La tempête de protestations consécutive avait mis en danger les revenus du réseau, les compagnies israéliennes de télévision par câble ayant notamment entrepris de remplacer le réseau par Fox News.

Walter Isaacson, président de CNN, était passé à la télévision israélienne pour dénoncer Turner, mais cela n’avait pas désamorcé les critiques. Le directeur du réseau pour les informations, Eason Jordan, a alors imposé une nouvelle règle selon laquelle CNN ne présenterait plus de déclarations émanant d’auteurs d’attentats suicides ni d’interviews de leur famille, et il s’est rendu aussitôt en Israël pour apaiser cette tempête politique.

CNN a également commencé à diffuser une série consacrée aux victimes d’attentats suicides commis par des Palestiniens. Le réseau a affirmé que cette mesure n’était pas une réponse aux pressions, mais certains des journalistes étaient sceptiques. CNN n’a pas produit de série similaire présentant les parents de Palestiniens innocents tués par des bombardements israéliens.

En 2021, Ariana Pekary, rédactrice chargée de CNN à la Columbia Journalism Review, a accusé le réseau d’exclure de toute couverture les voix et le contexte historique palestiniens.

Quant à Thompson, il a, lui aussi, des cicatrices laissées par ses affrontements avec des responsables israéliens lorsqu’il était directeur général de la BBC, il y a deux décennies.

Au printemps 2005, la BBC a été mêlée à une querelle très publique à la suite d’un entretien avec le lanceur d’alarme nucléaire israélien Mordechai Vanunu, qui avait été libéré de prison l’année précédente.

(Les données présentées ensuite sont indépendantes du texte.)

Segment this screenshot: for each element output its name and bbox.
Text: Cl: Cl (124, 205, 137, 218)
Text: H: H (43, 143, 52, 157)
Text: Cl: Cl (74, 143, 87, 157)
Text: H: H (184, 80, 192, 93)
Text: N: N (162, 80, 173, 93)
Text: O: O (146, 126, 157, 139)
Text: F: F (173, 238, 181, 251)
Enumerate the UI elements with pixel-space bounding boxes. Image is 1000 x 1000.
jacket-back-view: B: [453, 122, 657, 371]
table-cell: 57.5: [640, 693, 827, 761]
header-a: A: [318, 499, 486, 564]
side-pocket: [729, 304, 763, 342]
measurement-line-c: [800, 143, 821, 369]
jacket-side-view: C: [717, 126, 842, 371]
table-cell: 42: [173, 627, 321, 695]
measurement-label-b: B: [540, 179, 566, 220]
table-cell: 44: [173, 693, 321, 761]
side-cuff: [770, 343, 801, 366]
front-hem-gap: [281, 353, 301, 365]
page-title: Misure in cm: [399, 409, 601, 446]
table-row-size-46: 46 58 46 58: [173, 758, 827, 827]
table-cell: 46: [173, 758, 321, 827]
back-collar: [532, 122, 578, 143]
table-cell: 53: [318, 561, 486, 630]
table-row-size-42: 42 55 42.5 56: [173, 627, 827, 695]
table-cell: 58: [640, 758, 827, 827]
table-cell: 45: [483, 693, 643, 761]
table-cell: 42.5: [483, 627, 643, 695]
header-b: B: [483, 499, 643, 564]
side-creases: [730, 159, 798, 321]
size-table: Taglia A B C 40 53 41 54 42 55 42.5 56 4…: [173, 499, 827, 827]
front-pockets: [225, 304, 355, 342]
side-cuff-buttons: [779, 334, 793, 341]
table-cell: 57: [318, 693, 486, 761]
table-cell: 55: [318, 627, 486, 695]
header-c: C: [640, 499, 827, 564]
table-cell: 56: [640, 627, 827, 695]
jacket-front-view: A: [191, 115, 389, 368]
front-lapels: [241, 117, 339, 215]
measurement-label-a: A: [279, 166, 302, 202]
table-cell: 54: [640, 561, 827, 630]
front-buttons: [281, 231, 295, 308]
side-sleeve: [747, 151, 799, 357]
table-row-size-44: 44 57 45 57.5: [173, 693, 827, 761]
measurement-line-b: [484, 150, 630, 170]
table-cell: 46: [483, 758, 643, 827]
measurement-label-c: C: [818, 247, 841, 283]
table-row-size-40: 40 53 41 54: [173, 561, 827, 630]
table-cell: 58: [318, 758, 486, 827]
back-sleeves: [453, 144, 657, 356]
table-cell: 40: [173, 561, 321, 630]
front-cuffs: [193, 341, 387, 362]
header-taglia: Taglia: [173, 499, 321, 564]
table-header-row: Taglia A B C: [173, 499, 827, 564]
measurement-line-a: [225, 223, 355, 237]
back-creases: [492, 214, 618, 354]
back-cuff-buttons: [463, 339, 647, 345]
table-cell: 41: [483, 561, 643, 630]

Les autorités israéliennes avaient interdit à Vanunu d’accorder des interviews. Quand une équipe documentaire de la BBC s’est entretenue avec lui et a fait sortir clandestinement cette séquence d’Israël, les autorités ont réagi en expulsant bel et bien le chef du bureau de la BBC à Jérusalem, Simon Wilson, qui n’avait joué aucun rôle dans cette interview.

Le contentieux s’est poursuivi pendant des mois, jusqu’à ce que la BBC finisse par s’incliner devant une exigence israélienne : Wilson devait écrire une lettre d’excuses avant de pouvoir revenir à Jérusalem. Cette lettre, qui comportait un engagement à “obéir aux règles à l’avenir”, était censée rester confidentielle, mais la BBC, sans le vouloir, a publié des détails en ligne avant de les supprimer quelques heures plus tard. Cette reculade a mis en colère certains journalistes de la BBC qui subissaient en permanence des pressions et des critiques violentes en raison de la couverture qu’ils assuraient.

La même année, Thompson s’est rendu à Jérusalem et a rencontré le Premier ministre israélien, Ariel Sharon, dans l’intention d’améliorer les relations après différents incidents.

Le gouvernement israélien s’est montré particulièrement irrité par Orla Guerin, correspondante de la BBC à Jérusalem, une journaliste très expérimentée. Natan Sharansky, qui était alors le ministre israélien des affaires de la diaspora, l’avait accusée d’antisémitisme et d’“identification totale avec les objectifs et les méthodes des groupes terroristes palestiniens” après un reportage consacré par Guerin à l’arrestation d’un Palestinien de 16 ans transportant des explosifs. Elle avait accusé les responsables israéliens d’avoir transformé cette arrestation en action de propagande parce qu’ils avaient “exhibé l’enfant devant les médias internationaux” après l’avoir forcé à attendre à un checkpoint l’arrivée de photographes.

Quelques jours après la rencontre de Thompson avec Sharon, la BBC a annoncé que Guerin allait quitter Jérusalem. À l’époque, le bureau de Thompson a démenti avoir agi sous la pression d’Israël, assurant que Guerin avait occupé son poste plus longtemps qu’il n’était habituel.